The Coastline Paradox.
Australia’s coastline is somewhere between 25,000 km in length and 60,000 km.
The distance depends on the method used to measure it.
The more precise the measuring device, the more accurately you can capture the bays and inlets and coastal indentations.
The degree of precision needed depends on whether you’re a mariner or a geography teacher.
There will always be one who has the motivation, patience, and time to make finer measurements than yours.
Remember that next time someone critiques your words or your work.
The Nerve.
The disproportionate power of a criticism or complaint to harm us compared to other forms of information is that they touch that raw nerve of self doubt that runs through every reasonable human being.
What if I’m wrong?
Tear Off the Label.
Don’t rely on someone else’s label to know what’s in the package.
What the label described as criticism - is often a gift.
Redundant.
A boss acts to reinforce their power.
A leader acts to make themselves redundant.
The Force of a Decision.
A leader is anyone who intentionally directs force towards another to propel them towards a goal.
Mostly that force is a decision.
Like Punching the Firefighter.
Some evils are so extreme and cunning and dangerous to our society that they must be met with a type and level of force that is unsettling to us.
We must equip people with skills and weapons and authorise them to deploy in the shadows where this lawless evil lurks.
Indeed, the evils are either hidden in plain sight from the naive, or so confronting that we shut our eyes and turn away …
… towards those small numbers of us who are willing to defend our laws and values and common good against the evil.
We glimpse what they are required to do in our name - and we recoil in horror.
In our privileged position distant from the fight - we point and shout at our few: ‘How dare you!’
We protest in the street and write letters to the editor and post rants to camera and run for parliament on policies promising to stop the few.
Like fighting the arsonist by punching the firefighter.
We Don’t Need a Boss.
We don’t need a boss to give us permission to address the workplace.
We don’t need a boss to acknowledge performance and achievement.
We don’t need a boss to correct and continuously improve.
We don’t need a boss to be ourselves.
Dangerous.
Completely but plausibly wrong.
That’s the most dangerous person in an organisation.
Especially if they’re the boss.
Small People.
Small people try to get time with medium people who try to get time with bigger people.
Small people want access to medium people to use them to get access to bigger people.
Or at least so the small people can say ‘I was with so-and-so..’.
Of course, small people would be better off striving to be bigger people.
Not in Front of Grandma.
Duplicitous people work twice as hard.
They must maintain their authentic self, and the image they present to the world.

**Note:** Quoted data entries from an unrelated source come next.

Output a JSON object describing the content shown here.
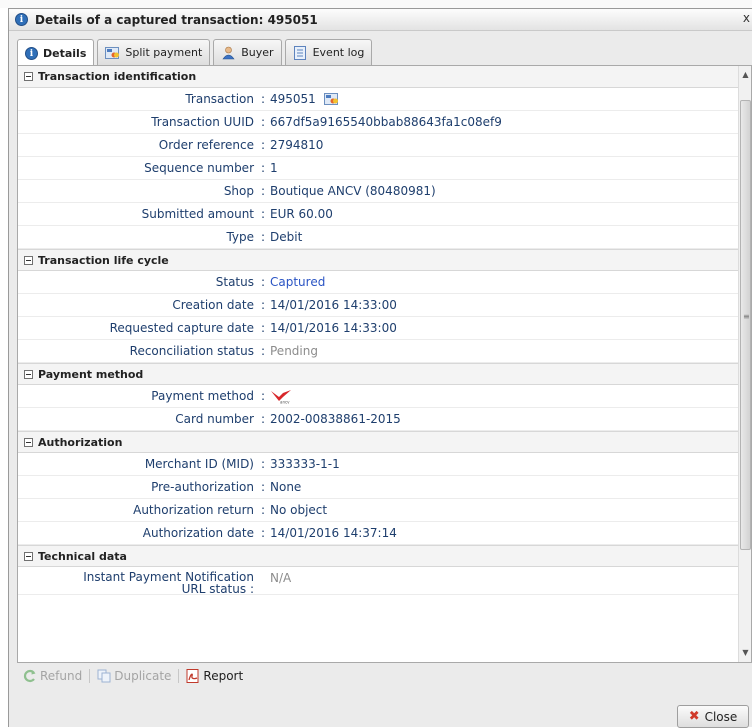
{
  "dialog": {
    "title": "Details of a captured transaction: 495051",
    "close_glyph": "x"
  },
  "tabs": [
    {
      "label": "Details",
      "icon": "info-icon",
      "active": true
    },
    {
      "label": "Split payment",
      "icon": "split-payment-icon"
    },
    {
      "label": "Buyer",
      "icon": "buyer-icon"
    },
    {
      "label": "Event log",
      "icon": "event-log-icon"
    }
  ],
  "sections": {
    "identification": {
      "title": "Transaction identification",
      "transaction": {
        "label": "Transaction",
        "value": "495051"
      },
      "uuid": {
        "label": "Transaction UUID",
        "value": "667df5a9165540bbab88643fa1c08ef9"
      },
      "order_reference": {
        "label": "Order reference",
        "value": "2794810"
      },
      "sequence_number": {
        "label": "Sequence number",
        "value": "1"
      },
      "shop": {
        "label": "Shop",
        "value": "Boutique ANCV (80480981)"
      },
      "submitted_amount": {
        "label": "Submitted amount",
        "value": "EUR 60.00"
      },
      "type": {
        "label": "Type",
        "value": "Debit"
      }
    },
    "life_cycle": {
      "title": "Transaction life cycle",
      "status": {
        "label": "Status",
        "value": "Captured"
      },
      "creation_date": {
        "label": "Creation date",
        "value": "14/01/2016 14:33:00"
      },
      "requested_capture_date": {
        "label": "Requested capture date",
        "value": "14/01/2016 14:33:00"
      },
      "reconciliation_status": {
        "label": "Reconciliation status",
        "value": "Pending"
      }
    },
    "payment_method": {
      "title": "Payment method",
      "payment_method": {
        "label": "Payment method",
        "logo_text": "ancv"
      },
      "card_number": {
        "label": "Card number",
        "value": "2002-00838861-2015"
      }
    },
    "authorization": {
      "title": "Authorization",
      "merchant_id": {
        "label": "Merchant ID (MID)",
        "value": "333333-1-1"
      },
      "pre_authorization": {
        "label": "Pre-authorization",
        "value": "None"
      },
      "authorization_return": {
        "label": "Authorization return",
        "value": "No object"
      },
      "authorization_date": {
        "label": "Authorization date",
        "value": "14/01/2016 14:37:14"
      }
    },
    "technical": {
      "title": "Technical data",
      "ipn_url_status": {
        "label_line1": "Instant Payment Notification",
        "label_line2": "URL status",
        "value": "N/A"
      }
    }
  },
  "separator": ":",
  "toolbar": {
    "refund_label": "Refund",
    "duplicate_label": "Duplicate",
    "report_label": "Report"
  },
  "footer": {
    "close_label": "Close"
  },
  "colors": {
    "label_blue": "#1e3e6d",
    "status_blue": "#2a54c4",
    "disabled_grey": "#a4a4a4",
    "ancv_red": "#d8262a"
  }
}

(We all do this, to varying degrees, remembering our parents’ exhorting us to be mindful of ‘time and a place’. ‘Not in front of Grandma!))
Credit where it’s due to the duplicitous.
Most Stupidity.
Most stupidity - of word or deed - is best left responded to with a grunt or eye-roll at most - but otherwise ignored.
To do more is to draw attention to and breathe life into what would otherwise wither and die from neglect.
The problem is if the stupidity is repeated, ignored, repeated, ignored - then it will more likely gain more stupid followers.
Fools who seek the attention of the bored, idle, and media that comes from leaping about in the fringes and extremes.
Left unaddressed, eventually someone will form a ‘community’ or acronym or political party to advance the stupidity.
Personality.
The bad boss thinks they’re the boss because of their superior personality.
The bad boss thinks that bossing is about imposing their personality on others for their betterment.
The bad boss thinks that self-reflection is for others who haven’t developed a superior personality.
Consequences.
You should be able to explain the reasonably foreseeable consequences of your decisions before you make them.
Even the ‘unconscious’ decisions.
The ‘unconscious’ decisions are often the most damaging to you and others.
The ‘unconscious’ decisions are only ‘unconscious’ because you’ve never had to explain their consequences.
That unexplained temper or prejudice are because you’ve never had to explain it’s because you’re afraid.
A Series of Dishonesties.
One dishonesty leads to another and another and another.
Until there is a consequence that makes no sense and is disproportionate in its size and harm to what immediately preceded it.
Because it is made with the combined energy and momentum of a series of dishonesties.